Nuvem assassina

24 de novembro de 2008 - 12:46

Feita de poluentes e com 3km de espessura, ela cobre a Ásia e mata ao ano 340 mil, diz ONU

Algumas das piores previsões sobre os efeitos da poluição se concretizaram na Ásia sob a forma de uma nuvem gigante. Composta de fuligem e outros poluentes, ela é marrom, se estende da Península Arábica à costa do Pacífico e tem cerca de três quilômetros de espessura.

Um relatório das Nações Unidas apresentado ontem alertou que a nuvem mudou o clima local, causa perdas à agricultura e escurece o céu de muitas cidades. A ONU identificou como pontos críticos Pequim, Bangcoc, Cairo, Nova Délhi, Seul e Teerã.

Os autores do estudo estimam que 340 mil pessoas morrem prematuramente a cada ano somente em Índia e China devido a doenças respiratórias, cardiovasculares e cânceres associados à péssima qualidade do ar.

A nuvem é um coquetel de fuligem, substâncias químicas tóxicas, ozônio e outros gases expelidos por indústrias, usinas a carvão, um número crescente de veículos e na queima de florestas e campos agrícolas.

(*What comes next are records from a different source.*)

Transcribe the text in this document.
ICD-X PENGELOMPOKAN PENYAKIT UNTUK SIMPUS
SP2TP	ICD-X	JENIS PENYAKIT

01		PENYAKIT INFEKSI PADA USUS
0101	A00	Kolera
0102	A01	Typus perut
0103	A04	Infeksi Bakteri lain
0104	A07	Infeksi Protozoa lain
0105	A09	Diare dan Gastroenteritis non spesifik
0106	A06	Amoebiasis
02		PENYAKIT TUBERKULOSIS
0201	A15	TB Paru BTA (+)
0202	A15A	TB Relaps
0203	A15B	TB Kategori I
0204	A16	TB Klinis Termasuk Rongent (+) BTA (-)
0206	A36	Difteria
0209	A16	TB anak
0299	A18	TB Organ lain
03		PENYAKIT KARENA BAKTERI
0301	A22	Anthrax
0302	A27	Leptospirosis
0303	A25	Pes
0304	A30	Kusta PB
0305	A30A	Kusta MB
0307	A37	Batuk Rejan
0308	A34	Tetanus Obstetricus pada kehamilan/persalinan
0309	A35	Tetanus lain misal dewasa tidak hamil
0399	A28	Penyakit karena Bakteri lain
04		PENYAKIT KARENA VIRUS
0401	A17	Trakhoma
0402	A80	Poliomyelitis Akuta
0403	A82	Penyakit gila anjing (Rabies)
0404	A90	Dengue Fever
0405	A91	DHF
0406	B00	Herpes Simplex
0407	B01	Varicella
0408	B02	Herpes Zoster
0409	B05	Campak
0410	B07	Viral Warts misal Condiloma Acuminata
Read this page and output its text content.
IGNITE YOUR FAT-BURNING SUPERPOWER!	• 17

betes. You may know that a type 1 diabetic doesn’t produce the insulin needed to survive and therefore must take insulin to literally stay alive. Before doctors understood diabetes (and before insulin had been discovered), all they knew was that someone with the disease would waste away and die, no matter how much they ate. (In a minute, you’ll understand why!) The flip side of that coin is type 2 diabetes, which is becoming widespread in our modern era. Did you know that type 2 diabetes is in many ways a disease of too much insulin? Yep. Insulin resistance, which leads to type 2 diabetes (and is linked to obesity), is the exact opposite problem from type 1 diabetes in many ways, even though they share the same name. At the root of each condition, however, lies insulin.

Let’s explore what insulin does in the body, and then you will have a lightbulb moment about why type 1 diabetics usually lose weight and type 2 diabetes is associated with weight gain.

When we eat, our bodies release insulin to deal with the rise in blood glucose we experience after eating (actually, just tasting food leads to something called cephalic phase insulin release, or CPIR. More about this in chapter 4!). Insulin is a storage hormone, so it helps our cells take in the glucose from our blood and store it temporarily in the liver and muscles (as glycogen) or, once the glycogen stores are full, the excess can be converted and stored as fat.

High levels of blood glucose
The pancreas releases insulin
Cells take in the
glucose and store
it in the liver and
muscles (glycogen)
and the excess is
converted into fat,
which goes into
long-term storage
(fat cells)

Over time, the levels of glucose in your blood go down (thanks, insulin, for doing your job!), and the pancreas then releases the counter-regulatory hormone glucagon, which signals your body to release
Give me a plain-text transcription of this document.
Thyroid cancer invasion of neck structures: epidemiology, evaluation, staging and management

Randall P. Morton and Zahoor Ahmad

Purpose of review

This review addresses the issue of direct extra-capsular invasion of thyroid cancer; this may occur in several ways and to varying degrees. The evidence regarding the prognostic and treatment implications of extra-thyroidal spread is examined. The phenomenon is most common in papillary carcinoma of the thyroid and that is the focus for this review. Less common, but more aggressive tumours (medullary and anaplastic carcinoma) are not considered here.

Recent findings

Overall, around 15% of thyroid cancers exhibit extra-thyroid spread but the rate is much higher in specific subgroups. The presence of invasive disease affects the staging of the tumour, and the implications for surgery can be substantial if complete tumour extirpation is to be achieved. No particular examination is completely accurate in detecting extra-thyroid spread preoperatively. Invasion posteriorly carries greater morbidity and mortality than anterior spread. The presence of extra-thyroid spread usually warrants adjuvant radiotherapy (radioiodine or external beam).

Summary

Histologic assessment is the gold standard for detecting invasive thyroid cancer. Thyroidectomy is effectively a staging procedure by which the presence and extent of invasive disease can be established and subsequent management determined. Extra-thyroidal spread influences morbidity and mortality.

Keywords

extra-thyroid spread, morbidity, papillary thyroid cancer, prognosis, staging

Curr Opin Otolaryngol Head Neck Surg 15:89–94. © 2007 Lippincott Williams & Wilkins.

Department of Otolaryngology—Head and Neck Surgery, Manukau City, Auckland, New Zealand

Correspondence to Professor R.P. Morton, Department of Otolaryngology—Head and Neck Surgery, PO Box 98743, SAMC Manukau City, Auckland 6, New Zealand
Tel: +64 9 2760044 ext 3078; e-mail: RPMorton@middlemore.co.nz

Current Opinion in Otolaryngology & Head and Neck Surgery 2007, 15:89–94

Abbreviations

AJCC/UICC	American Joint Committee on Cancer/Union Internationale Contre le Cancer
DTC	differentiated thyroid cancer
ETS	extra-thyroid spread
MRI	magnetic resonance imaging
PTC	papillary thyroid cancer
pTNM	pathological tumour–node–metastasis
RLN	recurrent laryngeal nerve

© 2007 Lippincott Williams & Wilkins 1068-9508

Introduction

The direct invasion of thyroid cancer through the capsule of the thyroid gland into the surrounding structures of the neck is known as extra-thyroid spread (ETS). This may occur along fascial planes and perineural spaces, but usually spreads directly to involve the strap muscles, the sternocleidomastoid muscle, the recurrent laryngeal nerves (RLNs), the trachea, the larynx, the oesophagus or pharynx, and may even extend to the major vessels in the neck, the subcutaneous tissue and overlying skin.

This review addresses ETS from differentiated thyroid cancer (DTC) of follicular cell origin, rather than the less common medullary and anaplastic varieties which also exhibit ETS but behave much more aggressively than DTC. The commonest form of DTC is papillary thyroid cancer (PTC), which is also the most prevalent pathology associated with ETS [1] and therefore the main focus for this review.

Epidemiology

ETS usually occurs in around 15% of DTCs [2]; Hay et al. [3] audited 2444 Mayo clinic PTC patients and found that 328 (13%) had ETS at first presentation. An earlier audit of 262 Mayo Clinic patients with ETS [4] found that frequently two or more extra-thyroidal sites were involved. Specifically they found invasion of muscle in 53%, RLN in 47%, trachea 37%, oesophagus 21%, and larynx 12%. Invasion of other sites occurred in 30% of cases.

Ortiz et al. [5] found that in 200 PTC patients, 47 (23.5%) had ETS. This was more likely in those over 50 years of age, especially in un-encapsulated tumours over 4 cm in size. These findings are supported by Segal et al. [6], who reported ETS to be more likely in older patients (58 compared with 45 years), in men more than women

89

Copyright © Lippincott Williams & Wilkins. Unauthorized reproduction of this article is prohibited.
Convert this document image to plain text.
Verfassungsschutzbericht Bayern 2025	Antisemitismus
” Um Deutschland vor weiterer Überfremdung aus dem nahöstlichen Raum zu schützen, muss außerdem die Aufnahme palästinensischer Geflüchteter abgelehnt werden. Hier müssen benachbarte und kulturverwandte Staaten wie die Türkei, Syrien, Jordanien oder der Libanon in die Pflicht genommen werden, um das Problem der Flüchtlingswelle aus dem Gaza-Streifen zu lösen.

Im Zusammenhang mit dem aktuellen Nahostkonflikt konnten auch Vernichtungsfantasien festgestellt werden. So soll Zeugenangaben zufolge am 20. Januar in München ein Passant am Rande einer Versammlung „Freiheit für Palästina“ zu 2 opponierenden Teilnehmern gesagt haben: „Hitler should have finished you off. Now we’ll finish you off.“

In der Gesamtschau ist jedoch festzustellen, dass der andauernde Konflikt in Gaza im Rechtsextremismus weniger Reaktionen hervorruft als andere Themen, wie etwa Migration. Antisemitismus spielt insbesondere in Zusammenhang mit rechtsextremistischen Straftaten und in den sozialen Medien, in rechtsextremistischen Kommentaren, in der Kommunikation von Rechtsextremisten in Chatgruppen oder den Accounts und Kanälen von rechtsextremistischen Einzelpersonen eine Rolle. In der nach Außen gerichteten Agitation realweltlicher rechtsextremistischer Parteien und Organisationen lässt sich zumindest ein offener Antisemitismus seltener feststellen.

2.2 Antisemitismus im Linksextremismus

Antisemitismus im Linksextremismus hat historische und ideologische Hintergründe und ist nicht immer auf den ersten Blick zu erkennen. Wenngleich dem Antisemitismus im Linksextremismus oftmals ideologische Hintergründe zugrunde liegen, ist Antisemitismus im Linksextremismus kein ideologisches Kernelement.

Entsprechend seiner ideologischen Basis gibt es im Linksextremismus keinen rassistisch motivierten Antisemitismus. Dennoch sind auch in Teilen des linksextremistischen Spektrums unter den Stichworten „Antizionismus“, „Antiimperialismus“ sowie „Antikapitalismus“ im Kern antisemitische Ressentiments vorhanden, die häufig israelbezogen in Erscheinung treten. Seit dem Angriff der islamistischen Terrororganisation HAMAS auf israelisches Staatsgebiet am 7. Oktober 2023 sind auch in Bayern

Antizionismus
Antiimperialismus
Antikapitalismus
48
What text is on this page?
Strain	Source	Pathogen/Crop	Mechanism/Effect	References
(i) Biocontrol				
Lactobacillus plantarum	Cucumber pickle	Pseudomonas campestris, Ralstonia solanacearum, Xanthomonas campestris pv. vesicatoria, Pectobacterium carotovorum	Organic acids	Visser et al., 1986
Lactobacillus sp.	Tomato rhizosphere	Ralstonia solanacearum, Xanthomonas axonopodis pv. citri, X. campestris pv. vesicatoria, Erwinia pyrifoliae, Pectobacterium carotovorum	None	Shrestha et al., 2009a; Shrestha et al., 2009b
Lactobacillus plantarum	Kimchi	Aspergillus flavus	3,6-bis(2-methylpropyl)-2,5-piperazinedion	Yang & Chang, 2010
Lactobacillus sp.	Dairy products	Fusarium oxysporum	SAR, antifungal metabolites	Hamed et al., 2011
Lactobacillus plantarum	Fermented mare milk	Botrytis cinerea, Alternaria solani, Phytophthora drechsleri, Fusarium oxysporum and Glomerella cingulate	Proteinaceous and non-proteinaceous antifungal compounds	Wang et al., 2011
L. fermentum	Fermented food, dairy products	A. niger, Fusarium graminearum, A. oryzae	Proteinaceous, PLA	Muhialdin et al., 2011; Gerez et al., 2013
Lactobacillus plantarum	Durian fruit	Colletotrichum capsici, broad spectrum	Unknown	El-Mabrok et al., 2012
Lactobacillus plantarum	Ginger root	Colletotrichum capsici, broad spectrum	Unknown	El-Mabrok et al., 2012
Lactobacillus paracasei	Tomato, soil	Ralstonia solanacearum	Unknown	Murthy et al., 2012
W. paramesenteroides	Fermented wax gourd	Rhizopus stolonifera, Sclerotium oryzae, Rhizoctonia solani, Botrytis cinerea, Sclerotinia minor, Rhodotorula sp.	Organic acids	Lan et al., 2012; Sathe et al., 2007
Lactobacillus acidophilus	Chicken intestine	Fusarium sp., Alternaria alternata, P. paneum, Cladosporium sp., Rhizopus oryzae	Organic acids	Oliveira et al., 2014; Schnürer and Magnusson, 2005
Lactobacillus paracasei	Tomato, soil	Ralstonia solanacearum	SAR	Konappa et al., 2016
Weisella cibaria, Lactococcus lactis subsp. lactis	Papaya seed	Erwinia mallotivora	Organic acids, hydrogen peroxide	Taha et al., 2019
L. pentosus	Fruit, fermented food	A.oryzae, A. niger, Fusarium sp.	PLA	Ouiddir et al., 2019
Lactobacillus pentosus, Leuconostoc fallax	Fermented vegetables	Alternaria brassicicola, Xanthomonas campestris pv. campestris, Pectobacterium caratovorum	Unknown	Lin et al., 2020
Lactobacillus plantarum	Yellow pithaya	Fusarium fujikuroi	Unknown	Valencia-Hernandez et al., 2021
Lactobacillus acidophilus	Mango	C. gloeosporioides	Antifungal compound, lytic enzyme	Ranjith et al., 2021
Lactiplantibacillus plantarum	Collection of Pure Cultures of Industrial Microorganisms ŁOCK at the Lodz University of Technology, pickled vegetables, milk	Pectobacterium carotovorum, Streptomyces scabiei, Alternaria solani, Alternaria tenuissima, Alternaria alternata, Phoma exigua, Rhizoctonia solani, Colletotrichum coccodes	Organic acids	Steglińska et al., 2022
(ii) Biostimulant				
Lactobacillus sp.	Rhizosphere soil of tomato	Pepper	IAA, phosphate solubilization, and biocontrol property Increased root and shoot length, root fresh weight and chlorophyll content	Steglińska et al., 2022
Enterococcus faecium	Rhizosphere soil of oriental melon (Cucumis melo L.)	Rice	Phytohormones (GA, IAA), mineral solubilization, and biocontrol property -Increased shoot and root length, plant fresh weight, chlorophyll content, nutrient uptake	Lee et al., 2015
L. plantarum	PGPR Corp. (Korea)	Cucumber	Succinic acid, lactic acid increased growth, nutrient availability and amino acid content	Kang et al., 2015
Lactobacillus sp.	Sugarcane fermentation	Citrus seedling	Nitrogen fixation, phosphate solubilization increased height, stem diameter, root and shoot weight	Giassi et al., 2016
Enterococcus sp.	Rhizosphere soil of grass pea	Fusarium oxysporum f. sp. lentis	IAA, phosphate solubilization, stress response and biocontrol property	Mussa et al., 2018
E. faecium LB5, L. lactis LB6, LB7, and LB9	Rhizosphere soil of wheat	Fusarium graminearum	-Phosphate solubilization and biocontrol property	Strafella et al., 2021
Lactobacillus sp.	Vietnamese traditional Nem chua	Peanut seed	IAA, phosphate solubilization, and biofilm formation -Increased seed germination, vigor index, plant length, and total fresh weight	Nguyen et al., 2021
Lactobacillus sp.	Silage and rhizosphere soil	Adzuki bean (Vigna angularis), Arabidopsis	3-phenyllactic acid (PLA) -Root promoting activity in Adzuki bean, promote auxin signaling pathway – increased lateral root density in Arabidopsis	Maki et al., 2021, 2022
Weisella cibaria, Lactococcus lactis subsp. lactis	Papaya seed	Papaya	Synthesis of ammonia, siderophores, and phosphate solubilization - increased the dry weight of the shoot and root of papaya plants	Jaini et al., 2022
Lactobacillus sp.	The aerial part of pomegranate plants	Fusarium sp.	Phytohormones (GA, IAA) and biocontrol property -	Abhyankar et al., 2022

O uso intensivo de fornos à lenha em muitos países asiáticos também contribui para a formação da nuvem.

Paradoxalmente, observou a ONU, a nuvem tem enfraquecido os efeitos do aquecimento global na região. Ela contém partículas que refletem os raios solares, diminuindo a capacidade da superfície em reter calor.

O que parece uma boa notícia, na verdade, é ruim, pois somente disfarça os efeitos do aquecimento global em todo o planeta, destacou o diretor do Programa de Meio Ambiente das Nações Unidas, Achim Steiner. Se a nuvem se dispersar, a temperatura global poderia subir 2 graus Celsius.

Nuvens como essa se formam todos os anos também sobre o sul da África, Amazônia, Europa e América do Norte. Porém, elas são maiores e mais intensas sobre Ásia devido à combinação de poluição com condições ambientais locais, como desertos e montanhas.

Nem mesmo o teto do mundo escapou da sujeira. Amostras de neve coletadas numa estação próxima ao Everest, o ponto culminante do planeta, têm o mesmo nível de poluentes do que o registrado em grandes cidades, como Pequim.

Dias de sombra e escuridão

De acordo com o relatório, a quantidade de luz solar que alcança a superfície foi reduzida a um quarto nas áreas mais afetadas. O relatório identificou numerosos pontos escuros, muitos deles na China, país com economia baseada em usinas de carvão.

A nuvem causa um impacto complexo. Ela esfria áreas próximas à superfície da Terra e aquece o ar em grande altitude. O resultado parece ser o encurtamento da estação das monções na Índia e enchentes mais severas no sul da China. A água potável também sofre.

A fuligem se deposita na geleiras dos Himalaias, que alimentam rios que fornecem água para bilhões de pessoas.

O impacto sobre a agricultura ainda está em estudo. Mas a tendência é de redução das colheitas, pois há menos luz para a fotossíntese.

Partículas ácidas e tóxicas também afetam as plantas. E, além disso, a mudança de padrões climáticos e da oferta de chuva tem efeitos negativos sobre o crescimento das plantas.

O relatório diz que se a poluição fosse reduzida, a nuvem poderia desaparecer em semanas. Ela é gerada não só pela poluição originada na Ásia, mas também a de outras partes do mundo, espalhada pela circulação atmosférica, a cerca de 3 quilômetros de altitude.
(O Globo, 14/11)

Fonte: Jornal da Ciência 3642, 14 de novembro de 2008.